July 2008 - Posts

I'm on vacation this week in northern Michigan, enjoying the good weather and time with my family, and also reading quite a bit, including a book called Beautiful Code published by O'Reilly (more about that in another post). One chapter in particular got me fired up to revisit Euler Problem 14, which I started to work on back in May, but got stuck and have been thinking about it ever since.

The problem goes like this:

The following iterative sequence is defined for the set of positive integers:
 
n -> n/2 (n is even)
n -> 3n + 1 (n is odd)

Using the rule above and starting with 13, we generate the following sequence:
13 40 20 10 5 16 8 4 2 1

It can be seen that this sequence (starting at 13 and finishing at 1) contains 10 terms. Although it has not been proved yet (Collatz Problem), it is thought that all starting numbers finish at 1.

Which starting number, under one million, produces the longest chain?

I'm solving the Euler problems in Matlab, and I'm working on a 867 MHz Mac PowerBook G4. Sometimes I also limit myself to the time it takes to drain the battery, just so that I don't end up spending days and days solving a problem (I have to work once in awhile, and my kids get upset if I ignore them too much :). So my goal is generally to come up with a fast solution, which in most cases rules out brute force.

With these goals in mind, I thought and thought and thought and thought about this problem, trying to come up with a trick that would allow me to rule out most numbers between 1 and 1,000,000. The most obvious thing to try is only the odd numbers. But I wanted to winnow down my search set even further. Not coming up with anything, I gave up and abandoned Euler problems altogether. I had plenty of other things to work on. But this problem kept gnawing at the edges of my brain.

With so many problems in life, sometimes it's best to stop thinking and start doing. So finally this week I threw in the towel and wrote some code to do a brute force search on all odd numbers. It definitely occured to me that once a sequence has been generated for a number, when that number shows up in a subsequent sequence I should reuse what has already been computed. But I got hung up in figuring out how big I should preallocate my array to store the sequence count for each integer, so I even left off that. I just wrote a loop that computes the sequence for every number.

Imagine my surprise when it took only about 15 or 20 minutes to run!
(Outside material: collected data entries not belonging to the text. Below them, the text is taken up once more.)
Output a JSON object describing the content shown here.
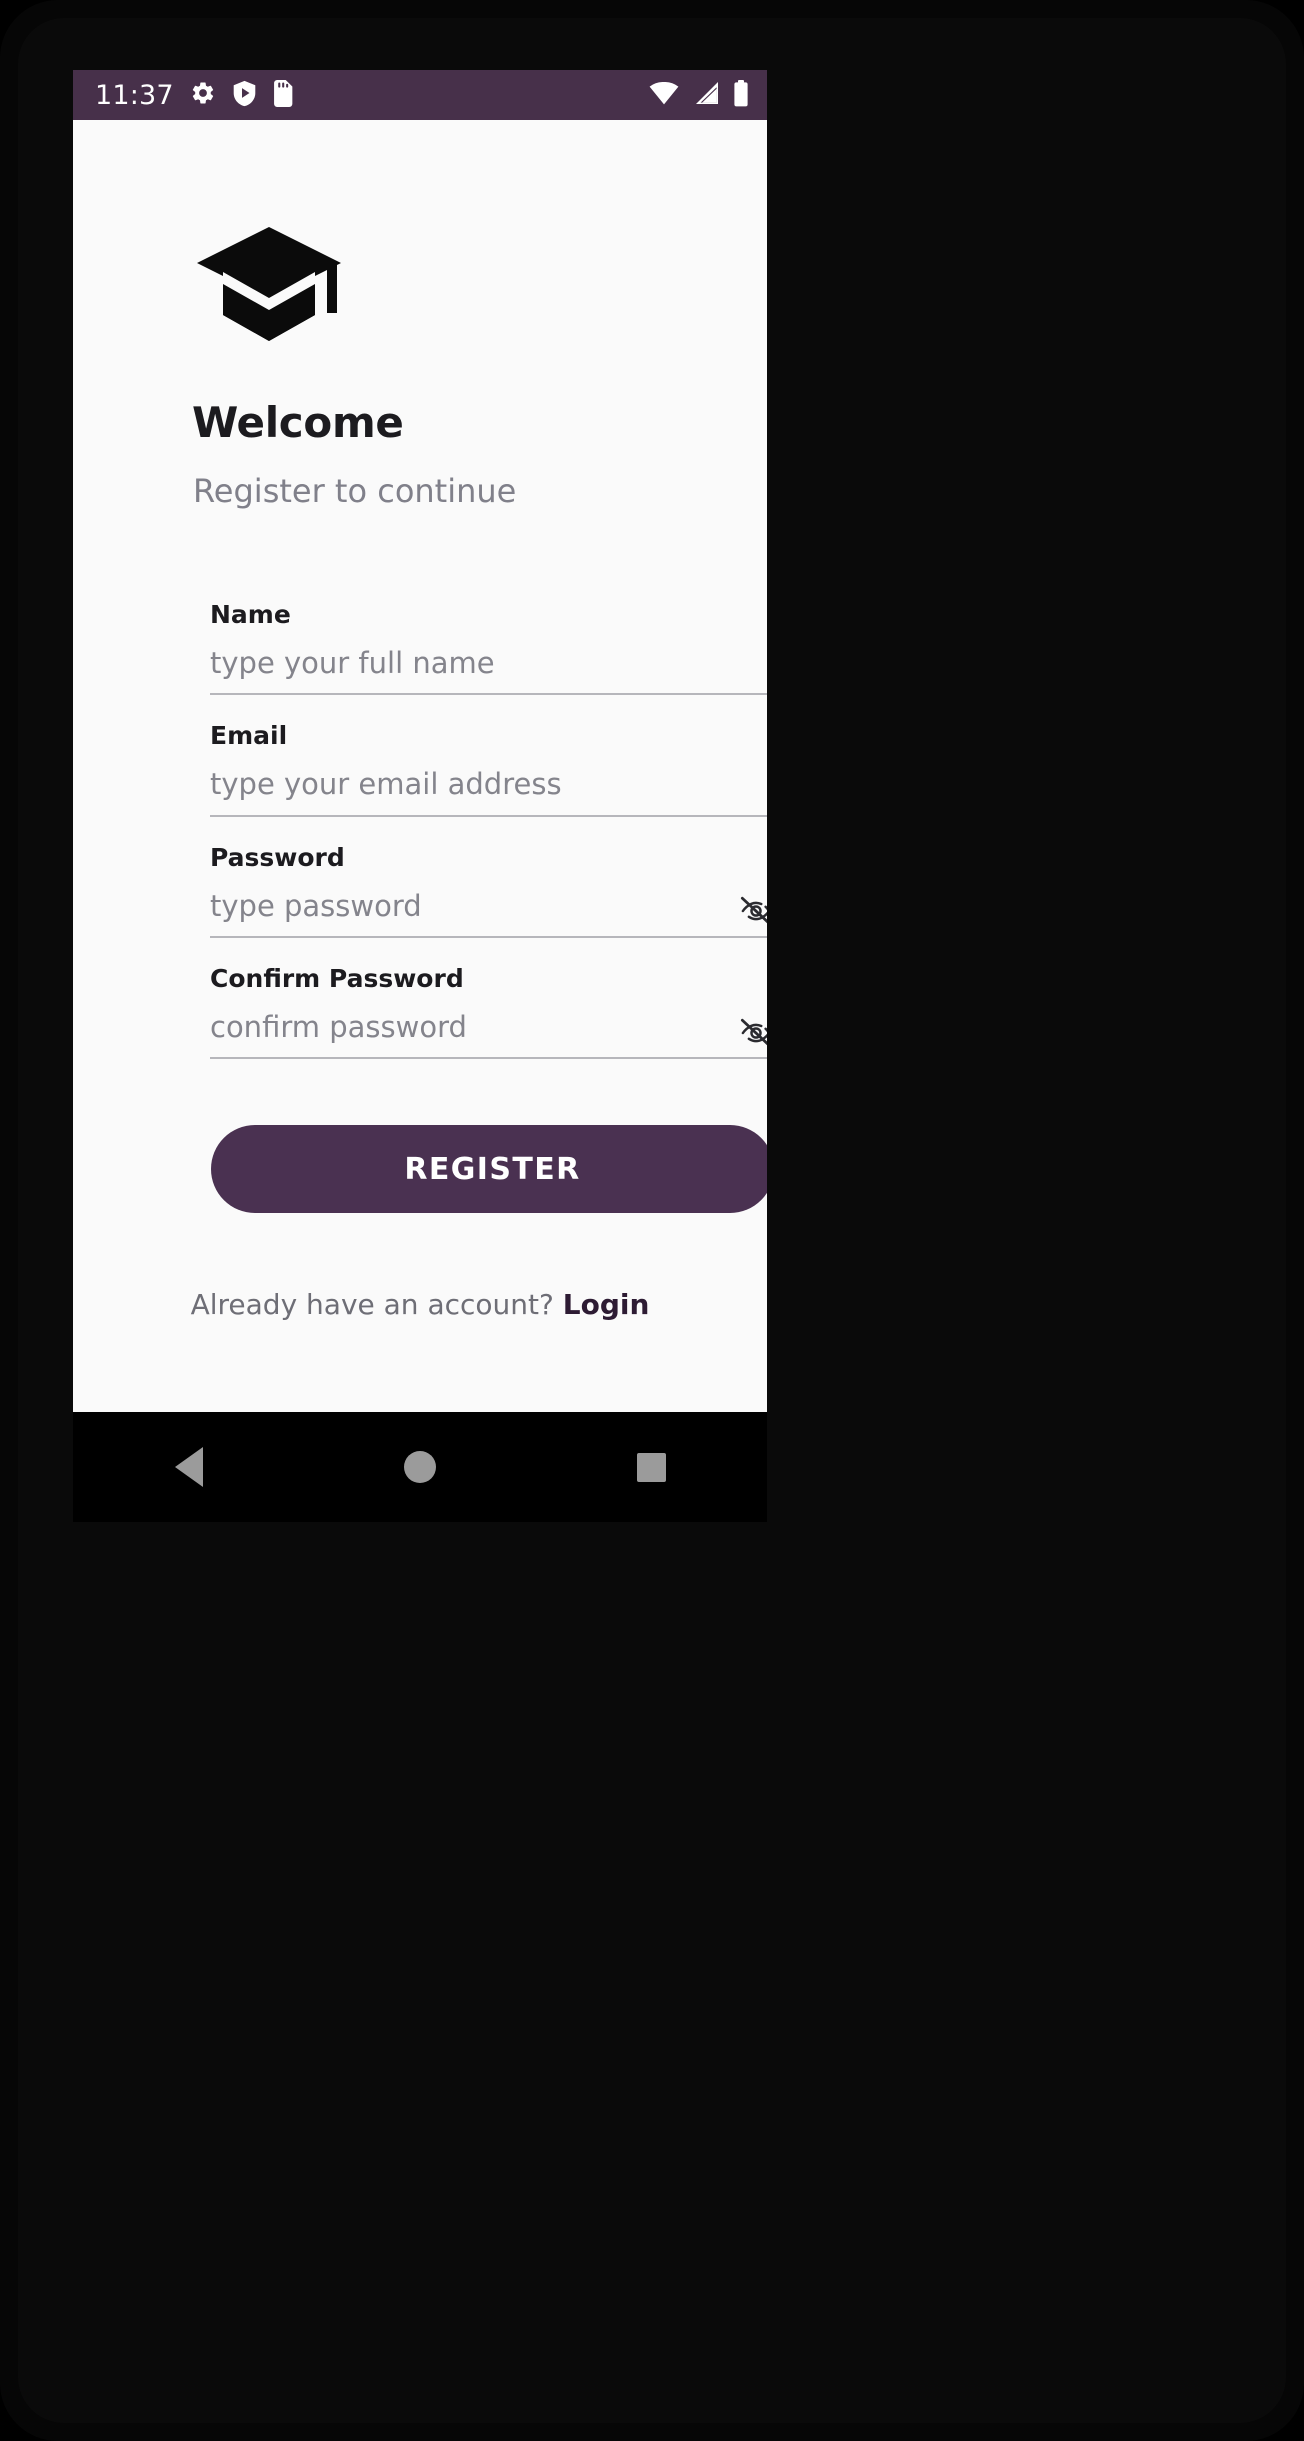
{
  "status_bar": {
    "time": "11:37",
    "left_icons": [
      "gear-icon",
      "shield-play-icon",
      "sd-card-icon"
    ],
    "right_icons": [
      "wifi-icon",
      "cellular-signal-icon",
      "battery-icon"
    ],
    "background_color": "#47304a",
    "foreground_color": "#ffffff"
  },
  "screen": {
    "background_color": "#fafafa",
    "logo_icon": "graduation-cap-icon",
    "title": "Welcome",
    "subtitle": "Register to continue"
  },
  "form": {
    "fields": [
      {
        "name": "name",
        "label": "Name",
        "placeholder": "type your full name",
        "value": "",
        "has_toggle": false
      },
      {
        "name": "email",
        "label": "Email",
        "placeholder": "type your email address",
        "value": "",
        "has_toggle": false
      },
      {
        "name": "password",
        "label": "Password",
        "placeholder": "type password",
        "value": "",
        "has_toggle": true,
        "toggle_icon": "eye-off-icon"
      },
      {
        "name": "confirm_password",
        "label": "Confirm Password",
        "placeholder": "confirm password",
        "value": "",
        "has_toggle": true,
        "toggle_icon": "eye-off-icon"
      }
    ]
  },
  "actions": {
    "register_label": "REGISTER",
    "register_color": "#4a3151",
    "footer_text": "Already have an account?",
    "login_label": "Login",
    "login_color": "#2d1b33"
  },
  "nav_bar": {
    "back_label": "Back",
    "home_label": "Home",
    "recents_label": "Recents"
  }
}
Sometimes brute force isn't so bad. Sometimes the only way to know is to try it.

Here's my code:

function euler14

max_count = 0;
max_nn = 1;
for nn = 3:2:1000000

    new_nn = nn;
    count = 0;

    while new_nn ~= 1
        if mod(new_nn,2) == 0
            new_nn = new_nn/2;
        else
            new_nn = new_nn*3+1;
        end
        count = count + 1;
    end

    if count > max_count
        max_count = count;
        max_nn = nn;
    end

    disp([num2str(nn), ': ', num2str(count)]);
end

disp(['Max: ', num2str(max_count), ' for nn = ', num2str(max_nn)]);

In the past year I've worked on two projects that involved piecing through someone else's Matlab code, making sense of it, making it work, and figuring out how to link to it from a Windows desktop application. In both cases, it was clear that the Matlab had been writen by someone who does not normally spend a lot of time writing code. All of the tenets that we developers hold sacred had been broken: global variables abounded; code was copied over and over; large sections of code were commented out for no apparent reason; and in one of the projects, functions were dispensed with all together in favor of scripts, which often relied on variables that had been declared and set elsewhere in another script. In both cases the original author of the code was not available to explain how things were supposed to work, so fixing the code was a lengthy, tedious process.
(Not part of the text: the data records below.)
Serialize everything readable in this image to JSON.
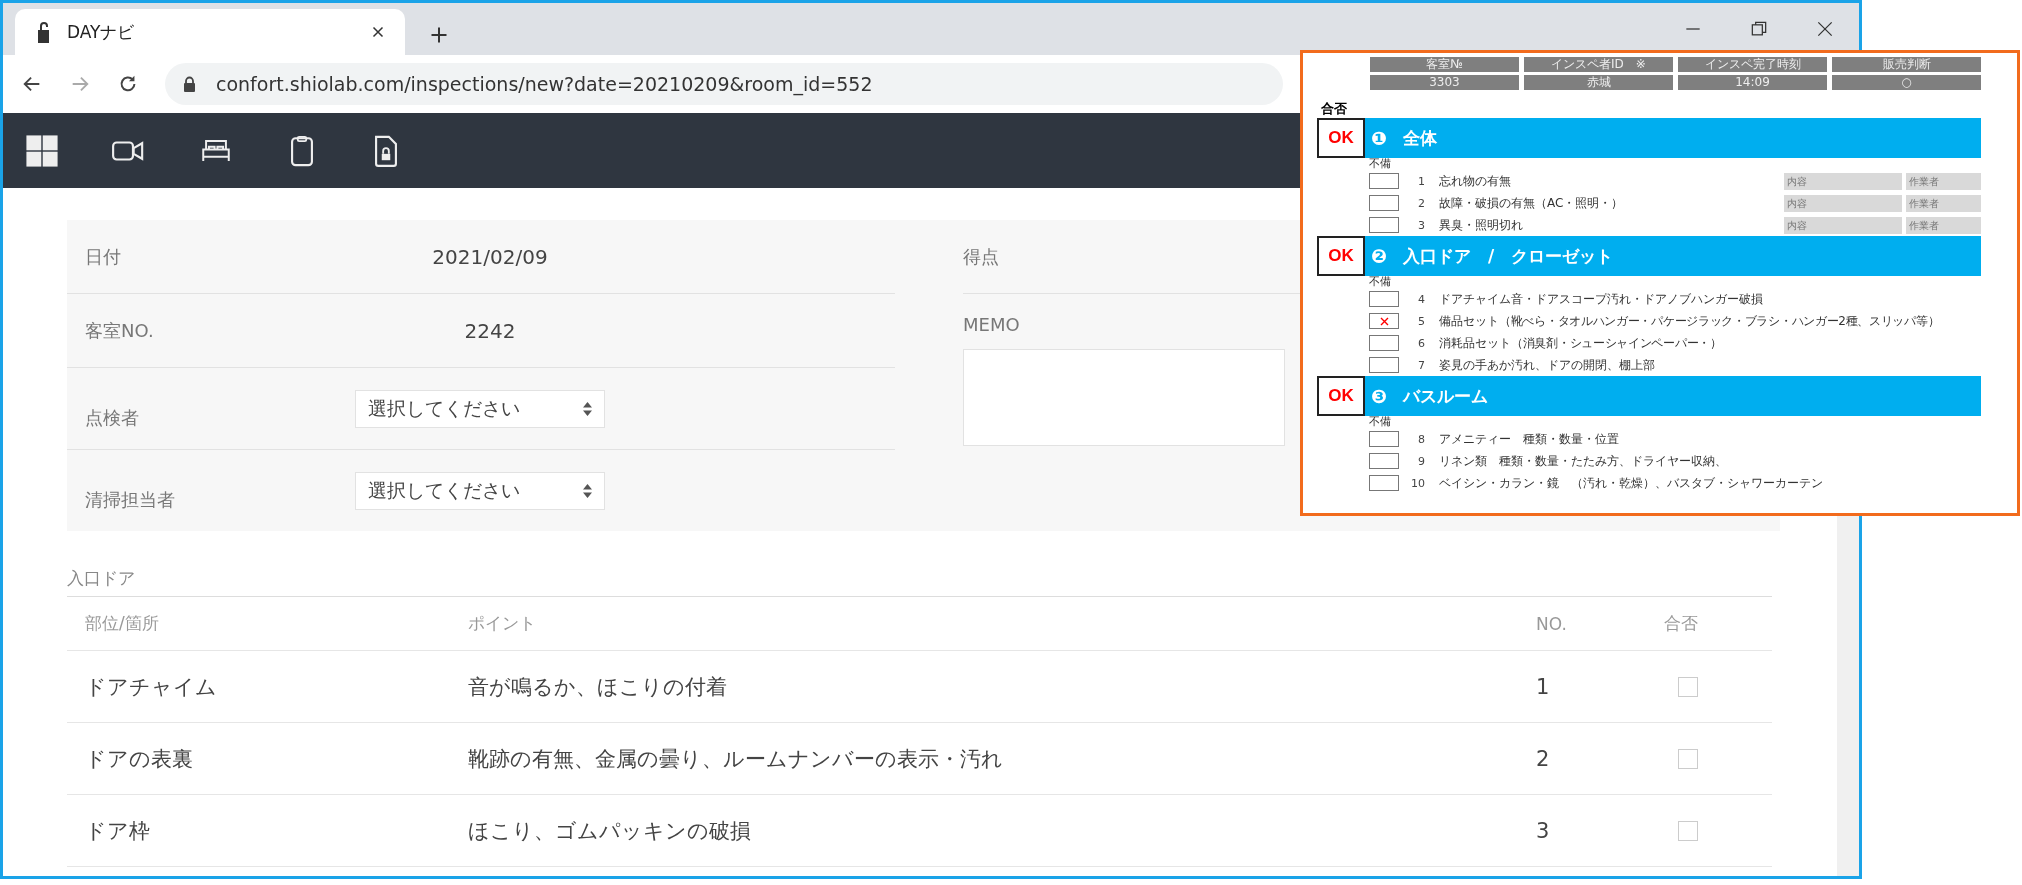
{
  "browser": {
    "tab_title": "DAYナビ",
    "url": "confort.shiolab.com/inspections/new?date=20210209&room_id=552"
  },
  "info": {
    "fields": [
      {
        "label": "日付",
        "kind": "text",
        "value": "2021/02/09"
      },
      {
        "label": "客室NO.",
        "kind": "text",
        "value": "2242"
      },
      {
        "label": "点検者",
        "kind": "select",
        "value": "選択してください"
      },
      {
        "label": "清掃担当者",
        "kind": "select",
        "value": "選択してください"
      }
    ],
    "score_label": "得点",
    "memo_label": "MEMO"
  },
  "checklist": {
    "title": "入口ドア",
    "columns": [
      "部位/箇所",
      "ポイント",
      "NO.",
      "合否"
    ],
    "rows": [
      {
        "part": "ドアチャイム",
        "point": "音が鳴るか、ほこりの付着",
        "no": "1",
        "checked": false
      },
      {
        "part": "ドアの表裏",
        "point": "靴跡の有無、金属の曇り、ルームナンバーの表示・汚れ",
        "no": "2",
        "checked": false
      },
      {
        "part": "ドア枠",
        "point": "ほこり、ゴムパッキンの破損",
        "no": "3",
        "checked": false
      }
    ]
  },
  "scan": {
    "header_labels": [
      "客室№",
      "インスペ者ID　※",
      "インスペ完了時刻",
      "販売判断"
    ],
    "header_values": [
      "3303",
      "赤城",
      "14:09",
      "○"
    ],
    "pass_label": "合否",
    "sections": [
      {
        "badge": "OK",
        "number": "❶",
        "title": "全体",
        "defect_label": "不備",
        "items": [
          {
            "no": "1",
            "text": "忘れ物の有無",
            "checked": false,
            "note": "内容",
            "worker": "作業者"
          },
          {
            "no": "2",
            "text": "故障・破損の有無（AC・照明・）",
            "checked": false,
            "note": "内容",
            "worker": "作業者"
          },
          {
            "no": "3",
            "text": "異臭・照明切れ",
            "checked": false,
            "note": "内容",
            "worker": "作業者"
          }
        ]
      },
      {
        "badge": "OK",
        "number": "❷",
        "title": "入口ドア　/　クローゼット",
        "defect_label": "不備",
        "items": [
          {
            "no": "4",
            "text": "ドアチャイム音・ドアスコープ汚れ・ドアノブハンガー破損",
            "checked": false
          },
          {
            "no": "5",
            "text": "備品セット",
            "sub": "（靴べら・タオルハンガー・パケージラック・ブラシ・ハンガー2種、スリッパ等）",
            "checked": true
          },
          {
            "no": "6",
            "text": "消耗品セット",
            "sub": "（消臭剤・シューシャインペーパー・）",
            "checked": false
          },
          {
            "no": "7",
            "text": "姿見の手あか汚れ、ドアの開閉、棚上部",
            "checked": false
          }
        ]
      },
      {
        "badge": "OK",
        "number": "❸",
        "title": "バスルーム",
        "defect_label": "不備",
        "items": [
          {
            "no": "8",
            "text": "アメニティー　種類・数量・位置",
            "checked": false
          },
          {
            "no": "9",
            "text": "リネン類　種類・数量・たたみ方、ドライヤー収納、",
            "checked": false
          },
          {
            "no": "10",
            "text": "ベイシン・カラン・鏡　（汚れ・乾燥）、バスタブ・シャワーカーテン",
            "checked": false
          }
        ]
      }
    ]
  }
}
It got me wondering...why do engineers write bad Matlab code? Most engineers have had at least one programming course in college, and presumably in that course they are taught how to organize code, declare functions, and pass arguements. Now granted, some people have a harder time than others in figuring out a good architecture for a project. But my observation is that engineers writing Matlab seem to have an aversion to declaring functions. They would rather copy and paste code 20 times than make that code into a function.

And then, as I was working on my most recent Matlab project, it occurred to me what the problem is. When I write C# or C++ code with Microsoft Visual Studio 2005 or 2008, I have IntelliSense, which is a godsend because I can never remember the order in which arguements are supposed to be passed to a function. Matlab does not have anything like IntelliSense, and it has lots and lots of functions, most of them overloaded or with a variable number of arguments. I can't be the only scatter-brained engineer out there who has trouble keeping track of all of my options.

So this blog post is really a plea to The MathWorks folks - give us IntelliSense!

At a minimum, I'd be happy if there were a window that I could have open that would automatically show me the help file for a function as I type its name into an M-file. This would be similar to the context-sensitive help that's available in Labview, another engineering tool that has lots and lots of functions that are hard (for me) to keep track of.